A Brief Fashion History: The Role of Clothing Patches in Counterculture
Embroidered patches weren't always fashionable. For hundreds of years, they were worn only for practical uses like covering up holes in threadbare clothing and labeling people in uniform. But for the past several decades, they've come symbolize many different things to many different people.
Search vintage patches on eBay and you'll see that these tiny fashion icons have not only held up, but there's still a demand for them. If you go back through fashion history, you'll see that the start of the lasting impact of patches in the fashion world started where so many trends do — in the streets.
In the early 1960s, a counterculture of young people were flooding the streets to protest the Vietnam war. They were reciting beat poetry and and forming an intellectual uprising to confront and uproot centuries old systems of a traditional America. But in the mid-1960s, a new counterculture arose, armed with flowers, patches, headbands and peace signs. Hippies, were protesting the protests. They were embracing nature, love and empathy and ditching the traditions of the Western middle class to form their own idealist communities.
The Seventies
While hippies were focused less on the mainstream and more on going against the current, their movement affected trends worldwide. However unintentional, their movement was not only of morals, but of fashion. They abandoned tailored suits and politely tasteful attire and defined their stance by keeping things flowy and au natural in long dresses, shabby jeans and wearing their hair natural. Seventies attire is definitely seeing a resurgence on runways, but the look was rooted in pieces much more shabby than chic.
Hippies donned military surplus attire, second-hand frocks, and started repairing and embellishing their looks with none other than clothing patches. Printed or embroidered, cheeky or satirical, their radical patches looked cool and showed off icons of their movement.
The Eighties
Though they had a new look, patches fulfilled the same role in counterculture fashion — a badge of identity, personality, and even solidarity.

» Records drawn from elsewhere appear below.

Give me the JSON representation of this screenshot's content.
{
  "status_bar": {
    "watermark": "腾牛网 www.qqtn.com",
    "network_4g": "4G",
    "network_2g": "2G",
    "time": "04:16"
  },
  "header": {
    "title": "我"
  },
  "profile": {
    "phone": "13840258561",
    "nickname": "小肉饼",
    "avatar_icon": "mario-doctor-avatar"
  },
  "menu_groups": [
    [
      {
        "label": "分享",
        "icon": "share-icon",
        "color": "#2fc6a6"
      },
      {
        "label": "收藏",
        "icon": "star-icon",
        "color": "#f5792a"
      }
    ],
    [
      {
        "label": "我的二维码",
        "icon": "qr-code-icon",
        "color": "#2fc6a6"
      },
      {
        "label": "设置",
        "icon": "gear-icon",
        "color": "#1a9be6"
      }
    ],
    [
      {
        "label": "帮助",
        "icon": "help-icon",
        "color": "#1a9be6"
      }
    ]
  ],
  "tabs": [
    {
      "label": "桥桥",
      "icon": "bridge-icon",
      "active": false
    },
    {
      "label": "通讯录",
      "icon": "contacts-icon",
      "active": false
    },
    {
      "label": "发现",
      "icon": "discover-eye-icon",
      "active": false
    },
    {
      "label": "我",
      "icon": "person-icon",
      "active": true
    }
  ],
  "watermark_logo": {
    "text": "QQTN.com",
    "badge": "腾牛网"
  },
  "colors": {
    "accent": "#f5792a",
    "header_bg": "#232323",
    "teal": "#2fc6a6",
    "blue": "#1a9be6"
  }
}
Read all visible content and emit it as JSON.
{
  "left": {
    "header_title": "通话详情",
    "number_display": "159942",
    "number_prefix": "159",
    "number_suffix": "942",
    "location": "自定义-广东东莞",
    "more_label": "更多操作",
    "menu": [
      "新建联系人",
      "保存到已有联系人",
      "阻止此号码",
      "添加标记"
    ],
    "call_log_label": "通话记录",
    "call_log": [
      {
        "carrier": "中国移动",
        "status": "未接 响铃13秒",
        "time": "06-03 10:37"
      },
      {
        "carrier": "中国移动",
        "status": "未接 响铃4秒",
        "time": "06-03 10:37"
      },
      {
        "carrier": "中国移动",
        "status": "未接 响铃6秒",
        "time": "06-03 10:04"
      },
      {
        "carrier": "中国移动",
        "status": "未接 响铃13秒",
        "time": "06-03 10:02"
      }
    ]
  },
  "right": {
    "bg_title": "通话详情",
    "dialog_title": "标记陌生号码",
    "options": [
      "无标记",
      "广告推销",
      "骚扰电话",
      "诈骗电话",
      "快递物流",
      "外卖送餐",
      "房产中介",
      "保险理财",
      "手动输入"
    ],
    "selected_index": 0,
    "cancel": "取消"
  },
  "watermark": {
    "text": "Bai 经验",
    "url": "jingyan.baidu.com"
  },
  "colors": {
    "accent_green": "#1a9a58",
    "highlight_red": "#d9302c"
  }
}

Well into the late ‘70s and early ‘80s the U.S. counterculture continued to fold and morph into what became the punk movement. People were done using peace and love to solve their problems, and they’d taken to anger and spikes. The contagious spirit of anarchy even spread across the pond to create a special brand of British punk with Vivienne Westwood at the helm of anti-fashion. Instead of patches embroidered with peace signs and flowers, street punks wore cloth patches of their favorite bands and mantras across shoulder or back patches.
Their patches were roughly stitched or safety pinned onto to worn-in leather jackets and ripped denim vests, and though they had a new look, patches fulfilled the same role in counterculture fashion — a badge of identity, personality, and even solidarity.
Modern Day
Patches have spanned multiple wars and social causes, bringing a louder voice to people’s personal fashion. But they don’t no longer need a special cause to be relevant. From offbeat vintage finds to mainstream runways, they’re always being revived, adapted, and repurposed.
Just last year, the Marc Jacobs accessories runway was embellished with striking patches on bags and denim culottes. Even Gucci premiered a 2016 pre-fall line featuring preppy, patchy pieces, that look like they’re straight out of a Wes Anderson era. Vintage-inspired, tropical jackets, pants and bags — all adorned with embroidered patches. The brand’s Creative Director Alessandro Michele said about the clothing line, “My idea of what the Gucci man and woman are is the idea I see in what was in the past and should be revitalised once again. Their identity should be found in the streets. That's where everything happens now.”
And in the streets, patches continue to be a pulse not only on social and political climates, but personal fashion and identity. Wear your patches with pride and join the ranks of fashion history.